Seguía estando muy confundida y sin saber con qué actitud presentarme

frente a él.

Me desabrochaba los botones del abrigo cuando abrió la puerta de cristal.

Levanté los ojos y ahí estaba. ¡Cristo bendito!

—Señorita Puente, entre en mi despacho —dijo.

Tragué saliva mientras terminaba de quitarme el abrigo y lo colgaba sin

perder tiempo en el perchero.

El señor Herrera no se movió un centímetro del sitio, permaneció inmóvil

a un lado de la puerta mientras yo entraba. Me sentía como si fuera directa a

un matadero.

Avancé hasta las sillas de cuero que había frente a su mesa y me quedé de

pie. No me atrevía a girarme hacia él. Empecé a estrujarme los dedos de las

manos cuando escuché la puerta cerrarse.

—¿No va a mirarme? —le oí decir a mi espalda.

Me di la vuelta y lo miré.

Estaba en mitad del despacho con las manos metidas en los bolsillos, tan

alto, tan guapo y tan magnánimo como siempre. Porque si una cualidad tenía

Alfonso Herrera era su magnificencia. Si hubiera sido rey, marqués o general

del ejército, hubiera hecho historia. Seguro. Me parecía imposible haber

tenido entre mis piernas a un hombre como él, besándome y acariciándome.

La imagen vino de nuevo a mi cabeza. Qué traicionera era la puta.

Carraspeé nerviosa. Aquellos pensamientos no ayudaban a tranquilizarme.

No, no ayudaban.

No sabía qué hacer.

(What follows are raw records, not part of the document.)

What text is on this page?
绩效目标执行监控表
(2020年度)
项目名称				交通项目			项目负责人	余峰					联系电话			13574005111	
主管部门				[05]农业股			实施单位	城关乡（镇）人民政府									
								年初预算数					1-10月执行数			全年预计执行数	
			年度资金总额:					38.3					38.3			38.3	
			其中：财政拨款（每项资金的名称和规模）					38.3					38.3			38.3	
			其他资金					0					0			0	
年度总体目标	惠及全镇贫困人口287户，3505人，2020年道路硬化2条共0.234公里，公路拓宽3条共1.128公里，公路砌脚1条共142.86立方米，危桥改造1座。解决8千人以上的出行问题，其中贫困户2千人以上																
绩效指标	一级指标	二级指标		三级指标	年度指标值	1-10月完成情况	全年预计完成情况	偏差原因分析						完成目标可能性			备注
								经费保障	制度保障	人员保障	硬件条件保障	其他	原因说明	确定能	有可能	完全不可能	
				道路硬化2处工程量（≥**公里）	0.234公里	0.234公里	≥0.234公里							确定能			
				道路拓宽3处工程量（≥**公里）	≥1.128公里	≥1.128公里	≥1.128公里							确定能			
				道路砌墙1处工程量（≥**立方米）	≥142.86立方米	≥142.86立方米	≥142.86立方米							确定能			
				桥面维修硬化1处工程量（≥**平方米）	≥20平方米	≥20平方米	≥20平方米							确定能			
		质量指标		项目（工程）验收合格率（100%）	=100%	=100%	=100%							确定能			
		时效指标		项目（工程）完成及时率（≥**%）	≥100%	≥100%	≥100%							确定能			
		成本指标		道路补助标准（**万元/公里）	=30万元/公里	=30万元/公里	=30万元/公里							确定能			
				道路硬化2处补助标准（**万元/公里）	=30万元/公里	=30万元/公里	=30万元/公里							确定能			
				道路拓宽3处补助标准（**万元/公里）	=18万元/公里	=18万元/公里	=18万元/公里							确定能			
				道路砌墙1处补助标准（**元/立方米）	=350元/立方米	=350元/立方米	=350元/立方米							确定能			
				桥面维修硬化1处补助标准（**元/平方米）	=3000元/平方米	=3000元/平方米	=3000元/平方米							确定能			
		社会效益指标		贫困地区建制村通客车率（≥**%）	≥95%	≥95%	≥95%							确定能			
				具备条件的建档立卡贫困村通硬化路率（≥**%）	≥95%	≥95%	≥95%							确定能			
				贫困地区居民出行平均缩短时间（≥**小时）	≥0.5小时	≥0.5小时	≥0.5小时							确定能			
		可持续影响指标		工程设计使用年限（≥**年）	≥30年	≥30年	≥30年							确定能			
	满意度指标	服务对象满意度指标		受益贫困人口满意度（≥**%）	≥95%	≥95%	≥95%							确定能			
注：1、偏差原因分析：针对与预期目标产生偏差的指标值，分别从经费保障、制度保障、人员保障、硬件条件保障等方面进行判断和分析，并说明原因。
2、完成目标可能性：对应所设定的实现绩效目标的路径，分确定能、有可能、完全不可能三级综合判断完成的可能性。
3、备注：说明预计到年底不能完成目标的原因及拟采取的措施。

No sabía qué decir. Lo que deseaba es que se abriera

un socavón en el suelo y que me engullera.

—¿Qué pasó ayer? —me preguntó.

Me miró con tanta intensidad que me ruboricé.

—No debimos besarnos, señor Herrera —dije. La voz me salió de

milagro.

—¿Por qué?

Echó a andar hacia mí.

—Porque no, porque... usted es mi jefe y yo soy la chica de prácticas.

—Esa respuesta no me convence, señorita Puente —atajó con

suficiencia.

Seguía avanzando hacia mí con pasos deliberadamente lentos, como un

felino acechando a su presa. Mierda. Y yo no sabía dónde meterme.

«Tierra, trágame. Trágame, por favor».